La requête de l’auteur de la réclamation peut être rejetée par ordonnance motivée si celle-ci est estimée irrecevable, manifestement infondée ou si elle n’est pas assortie des précisions permettant d’en apprécier le bien-fondé. Cette ordonnance de rejet est susceptible de recours devant la cour d’appel.

Si la requête est acceptée, un rapporteur est désigné par le Conseil de l’Ordre. Le procureur général a aussi la possibilité de saisir directement la juridiction disciplinaire. Puis, l’instruction se déroule pendant un délai de 4 mois à compter de la désignation du rapporteur. Ce délai peut être prorogé de 4 mois.

Puis, l’avocat est convoqué devant la juridiction disciplinaire. L’avocat a la faculté de solliciter que l’audience soit présidée par un magistrat (article 22-3 de la loi du 31 décembre 1971) et l’auteur de la réclamation est évidemment informé de la date d’audience et de la faculté dont il dispose de demander à être entendu par la juridiction disciplinaire.

Il faut noter que la juridiction disciplinaire doit statuer dans un délai de 12 mois à compter de la demande. Ce délai peut être prorogé de 8 mois. En appel, la formation de jugement est composée de 3 magistrats du siège de la cour et de 2 membres des conseils de l’ordre du ressort de la cour.

Ce panorama n’est pas exhaustif mais il donne une idée de la procédure telle qu’elle est fixée par le nouveau dispositif de 2022.
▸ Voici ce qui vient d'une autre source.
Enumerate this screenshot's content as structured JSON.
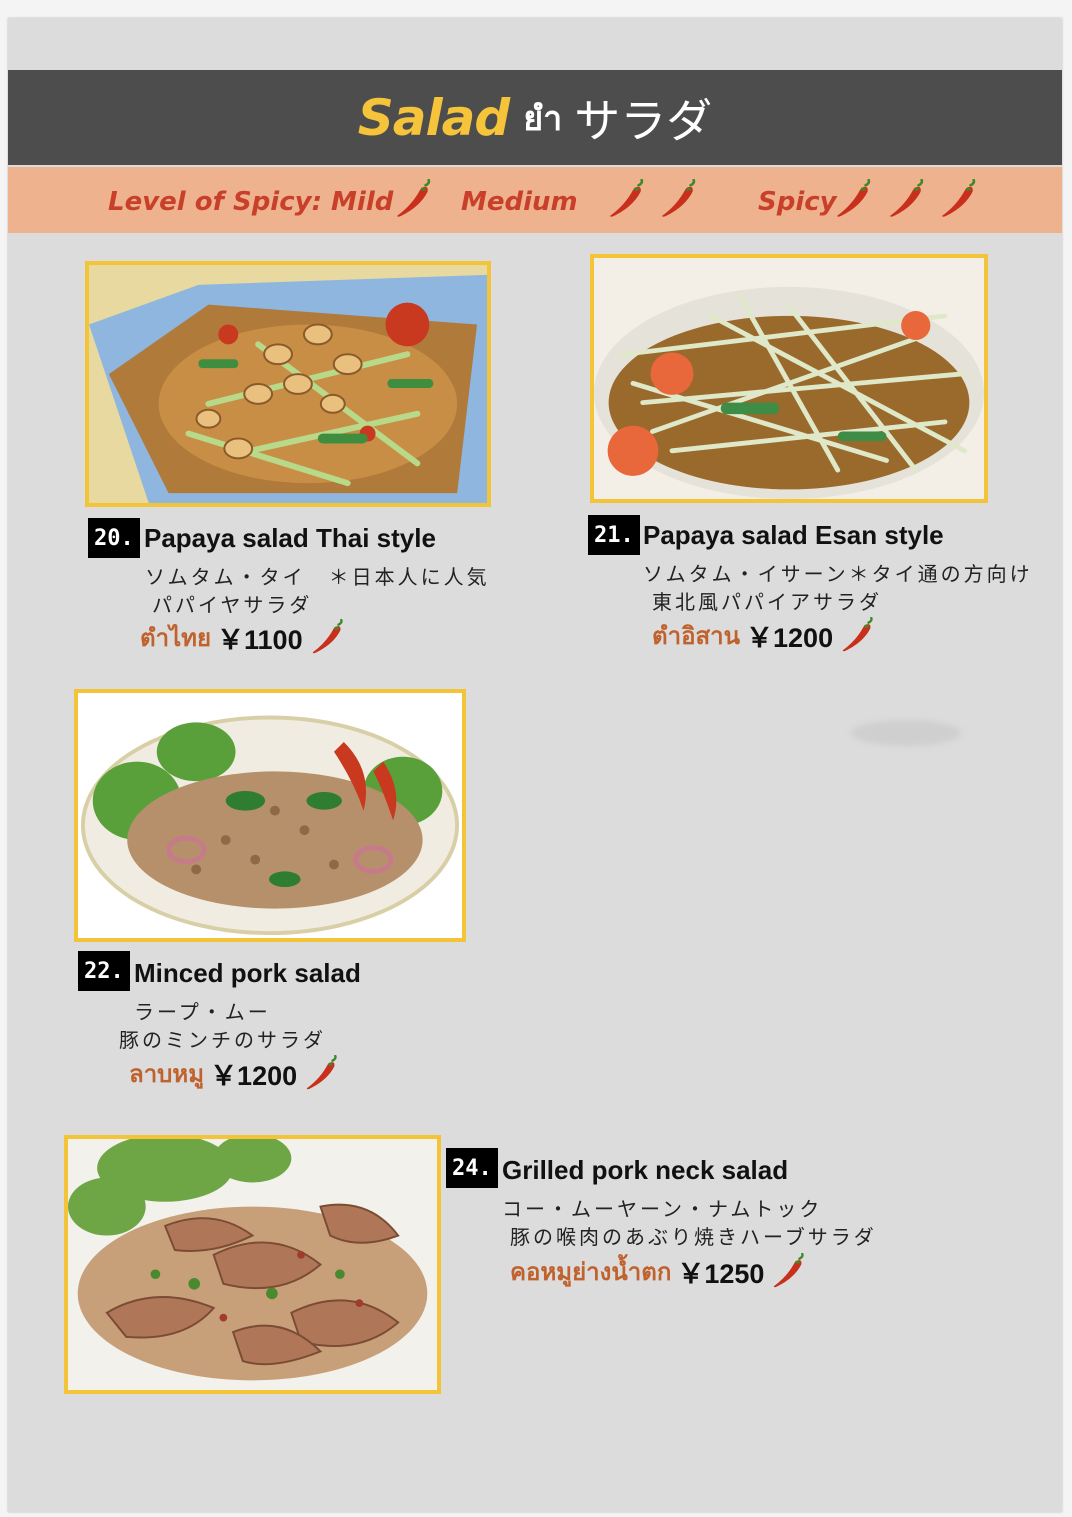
{
  "header": {
    "title_en": "Salad",
    "title_th": "ยำ",
    "title_jp": "サラダ"
  },
  "spicy_legend": {
    "label": "Level of Spicy: Mild",
    "medium": "Medium",
    "spicy": "Spicy",
    "chili_color": "#c8301c"
  },
  "dishes": [
    {
      "number": "20.",
      "name": "Papaya salad Thai style",
      "jp_line1": "ソムタム・タイ　＊日本人に人気",
      "jp_line2": "パパイヤサラダ",
      "thai_name": "ตำไทย",
      "price": "￥1100",
      "photo_icon": "papaya-salad-thai-photo"
    },
    {
      "number": "21.",
      "name": "Papaya salad Esan style",
      "jp_line1": "ソムタム・イサーン＊タイ通の方向け",
      "jp_line2": "東北風パパイアサラダ",
      "thai_name": "ตำอิสาน",
      "price": "￥1200",
      "photo_icon": "papaya-salad-esan-photo"
    },
    {
      "number": "22.",
      "name": "Minced pork salad",
      "jp_line1": "ラープ・ムー",
      "jp_line2": "豚のミンチのサラダ",
      "thai_name": "ลาบหมู",
      "price": "￥1200",
      "photo_icon": "minced-pork-salad-photo"
    },
    {
      "number": "24.",
      "name": "Grilled pork neck salad",
      "jp_line1": "コー・ムーヤーン・ナムトック",
      "jp_line2": "豚の喉肉のあぶり焼きハーブサラダ",
      "thai_name": "คอหมูย่างน้ำตก",
      "price": "￥1250",
      "photo_icon": "grilled-pork-neck-salad-photo"
    }
  ],
  "colors": {
    "title_bar": "#4d4d4d",
    "title_accent": "#f5c43a",
    "spicy_bar": "#efb28f",
    "thai_text": "#c0622d",
    "photo_border": "#f3c437"
  }
}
C’est celui-ci qui vient d’être modifié et aménagé par le nouveau décret du 29 janvier 2025 dont il convient d’examiner les principales dispositions.

Ce décret s’inscrit dans le cadre de la mise en œuvre des dispositions de la loi n° 2023-1059 du 20 novembre 2023, d’orientation et de programmation pour le ministère de la Justice N° Lexbase : L2962MKW.

Le décret de 1991 est modifié pour intégrer la création d’un conseil de discipline commun pour les ressorts des cours d’appel de Cayenne, de Fort-de-France et de Basse-Terre. À cet égard, le recours à la visioconférence est prévu.

Il introduit une modification importante en reconnaissant aux avocats mis en cause le droit de se taire en matière disciplinaire. Des incompatibilités sont prévues en matière de mandat électoral dans les collectivités territoriales. Sont prévues des dispositions pour étendre aux modes de résolution amiable la levée du secret professionnel de l’avocat pour les besoins de sa défense.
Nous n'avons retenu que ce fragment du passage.